The diameter of a capillary is 4 mm. If Reynolds's number of the tube is 1000 and the co-efficient of viscosity for the water is 0.02 poise, determine the maximum speed of water for the stream line flow in the tube?

Question

Question

This question was previously asked in

AAI ATC Junior Executive 25 March 2021 Official Paper (Shift 3)

Answer 1

Given:

The diameter of the capillary (d) = 4 mm or (0.004 m)

Reynolds's number of the tube (R) = 1000

Co-efficient of viscosity for the water (η) = 0.02 poise

Concept:

We get to know about the laminar and turbulent nature of flow through the Reynolds number.

Critical velocity is the maximum velocity above which the nature of flow no longer remains Laminar.

Formula:

The Reynolds number is given by : \(R = \frac{ρ v d}{η}\)

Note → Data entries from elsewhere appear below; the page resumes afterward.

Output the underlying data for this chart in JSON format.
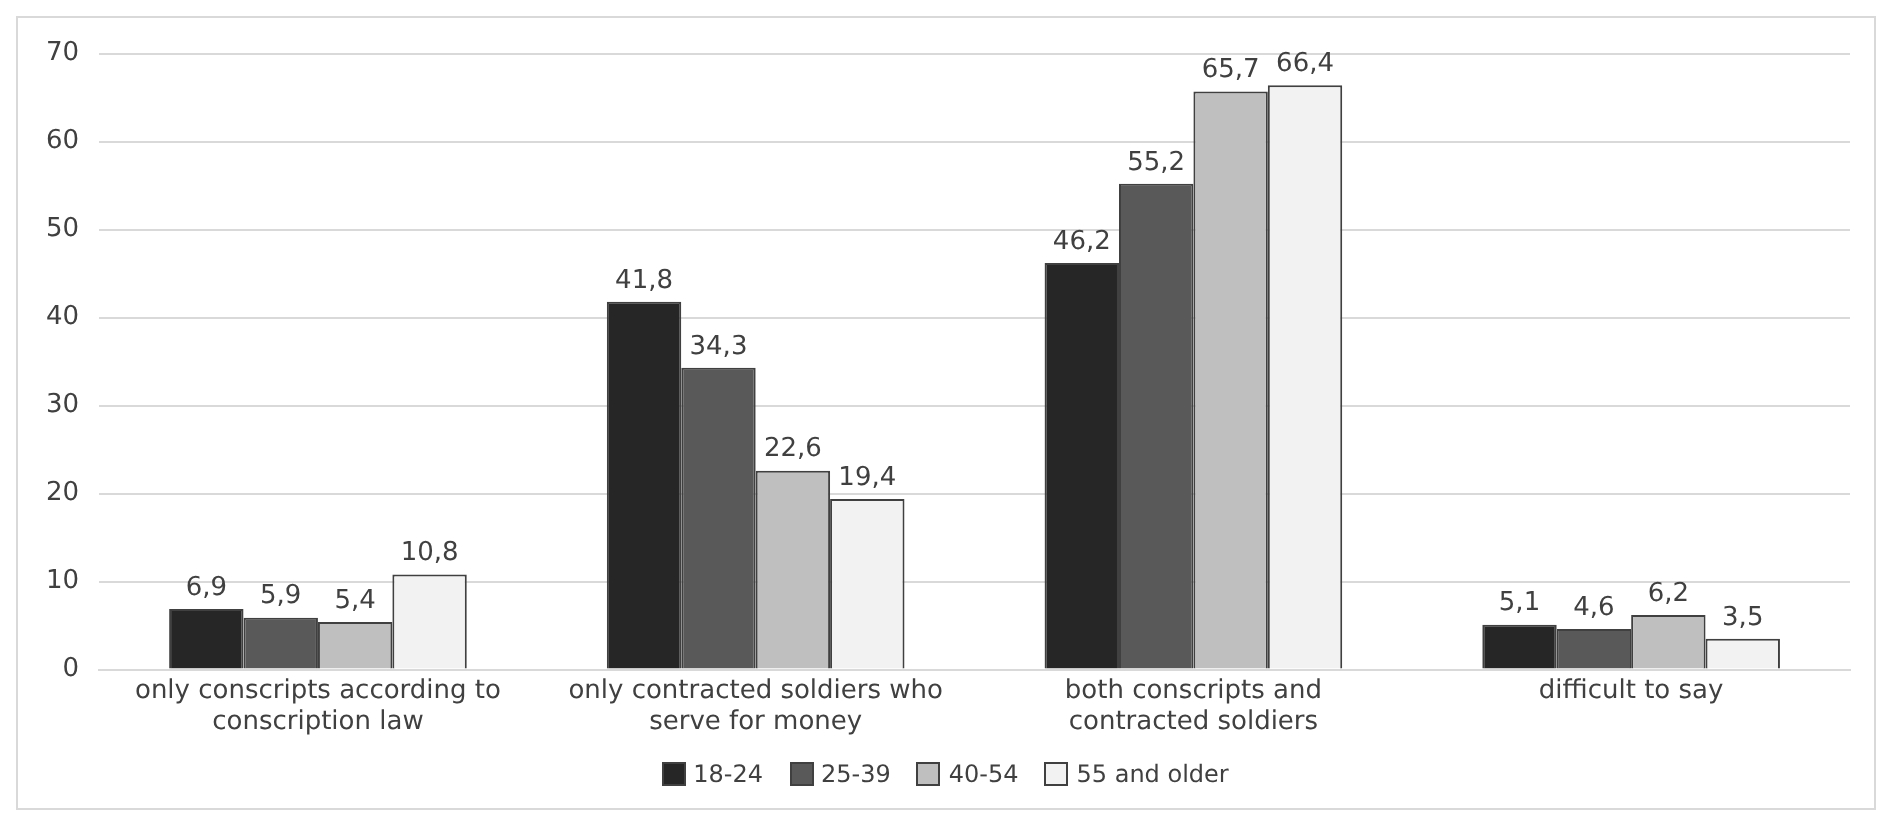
{
  "chart_data": {
    "type": "bar",
    "categories": [
      "only conscripts according to conscription law",
      "only contracted soldiers who serve for money",
      "both conscripts and contracted soldiers",
      "difficult to say"
    ],
    "series": [
      {
        "name": "18-24",
        "color": "#262626",
        "values": [
          6.9,
          41.8,
          46.2,
          5.1
        ],
        "value_labels": [
          "6,9",
          "41,8",
          "46,2",
          "5,1"
        ]
      },
      {
        "name": "25-39",
        "color": "#595959",
        "values": [
          5.9,
          34.3,
          55.2,
          4.6
        ],
        "value_labels": [
          "5,9",
          "34,3",
          "55,2",
          "4,6"
        ]
      },
      {
        "name": "40-54",
        "color": "#bfbfbf",
        "values": [
          5.4,
          22.6,
          65.7,
          6.2
        ],
        "value_labels": [
          "5,4",
          "22,6",
          "65,7",
          "6,2"
        ]
      },
      {
        "name": "55 and older",
        "color": "#f2f2f2",
        "values": [
          10.8,
          19.4,
          66.4,
          3.5
        ],
        "value_labels": [
          "10,8",
          "19,4",
          "66,4",
          "3,5"
        ]
      }
    ],
    "ylim": [
      0,
      70
    ],
    "yticks": [
      0,
      10,
      20,
      30,
      40,
      50,
      60,
      70
    ],
    "grid": "y",
    "legend": "bottom"
  }
}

Where v is the average velocity of the flow.

1 Poise = 0.1 Pa-s

Density of water (ρ) = 1000 kg/m³

Calculation:

• 0.02 poise = 0.02 × 0.1 Pa-s

= 0.002 Pa-s

∵ R = ρvd/η

⇒ v = Rη/ρd

⇒ v = (1000 × 0.002)/(1000 × 0.004)

= 0.5 m/s or 50 cm/s

So, v_max = 2v = 2 × 50

⇒ vmax = 100 cm/s